She crawled up on the couch and nestled in next to me, again. “Nathan, as far as I know, I only have one real fear—a small and probably female fear of growing old. I won’t feel so completely cheated, if I fail to come back.”
“I don’t want to hear that kind of talk.”
“Nathan…”
“It’s fatalistic bullshit.” I held the little flag out to her.
“I don’t want it. Take it with you.”
She took and refolded it, placed it back in her pocket and was clearly hurt. Which was fine with me.
“What’s got you thinking like this?” I asked her.
“Nothing.” She had her arms folded now, and was still next to me, but not nestled, her back to the sofa. “I don’t really have misgivings…except maybe for Fred.”
“Fred?”
“Fred Noonan.”
“Oh, yeah. He’s your navigator?”
“And co-pilot if necessary, though I’ll do all or most of the flying myself.”
“What about that other guy—Manning?”
“He dropped out after Honolulu. Scheduling conflict.”
I bet that conflict arose about the time the Electra went skidding on its belly trailing sparks and fuel down the runway at Luke Field.
“So what’s the story with Noonan?”
“Paul recommended him. He’s experienced, easy-going…I like him well enough.”
“So why do I still sense misgivings?”
Her response was unconvincingly chipper. “He has a background in ocean navigation, and a great reputation for putting that to use in air navigation.”
“You haven’t answered my question.”
“He’s really a remarkable man…a merchant marine as a kid, joined the British Royal Navy during the war; one of the first flying-boat pilots for Pan Am, navigator on the
I said, “Answer my question.”
“What was your question?”
“Don’t play dumb.”
The blue-gray eyes went hooded. “…He’s a drinker.”
“Ah.” Teetotaling Amy of the cups of cocoa, the little girl who’d been slapped by her drunken father, did not suffer drunken fools gladly. “Has it been a problem?”
Her smirk was humorless. “I think he got drunk the night before the Honolulu takeoff.”
Actually, it had been an attempted takeoff, but I thought not correcting her was the gentlemanly thing to do.
“Was he in some way responsible for the crackup?”
“No. No. Not at all. And he seemed quite clear-eyed and sober and lucid, that morning.”
“That’s all you can ask.”
“He and his wife…he got married recently, to a lovely girl, Mary’s her name…. Funny, ’cause that’s what he calls me, too. It’s my middle name…Mary. Anyway, driving back from their honeymoon, in Arizona someplace, they had this head-on collision with another auto.”
“Good God.”
“He wasn’t hurt, but his wife suffered some minor injuries, though not, thank goodness, the woman driving the other car…or her toddler. Fred was cited for driving in the wrong lane.”
“Was he drunk?”
She wouldn’t look at me. “Well, drinking, anyway.”

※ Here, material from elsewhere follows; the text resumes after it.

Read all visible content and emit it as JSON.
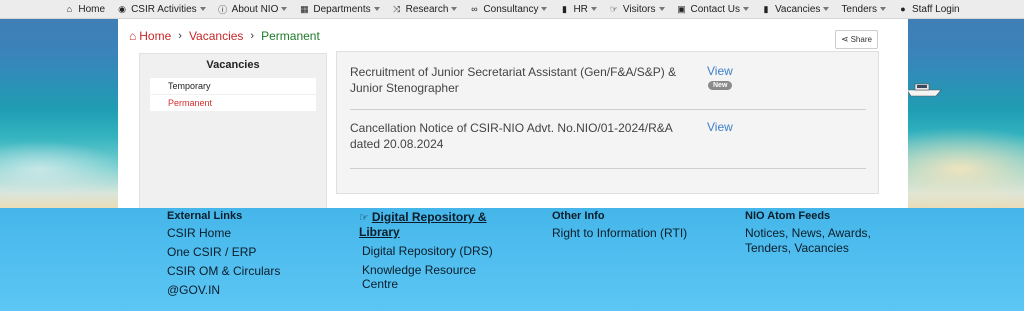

So I tried a conciliatory tone: “He just got married. Maybe he was celebrating.”
Now she looked at me. “Or maybe he was still upset about the Honolulu crackup. I know that upset him.”
“Why, if it wasn’t his fault?”
“Pan Am fired him for drinking. He apparently views this round-the-world flight as a last chance to vindicate himself…and make himself employable again. He says he has the backing to open a navigation school, if we pull off this flight.”
I put my hand on her shoulder. “Amy, can’t you find anybody else? Or is it that, you can’t bring yourself to fire somebody who needs this job so bad?”
“He’s really very good. Paul thinks the world of him.”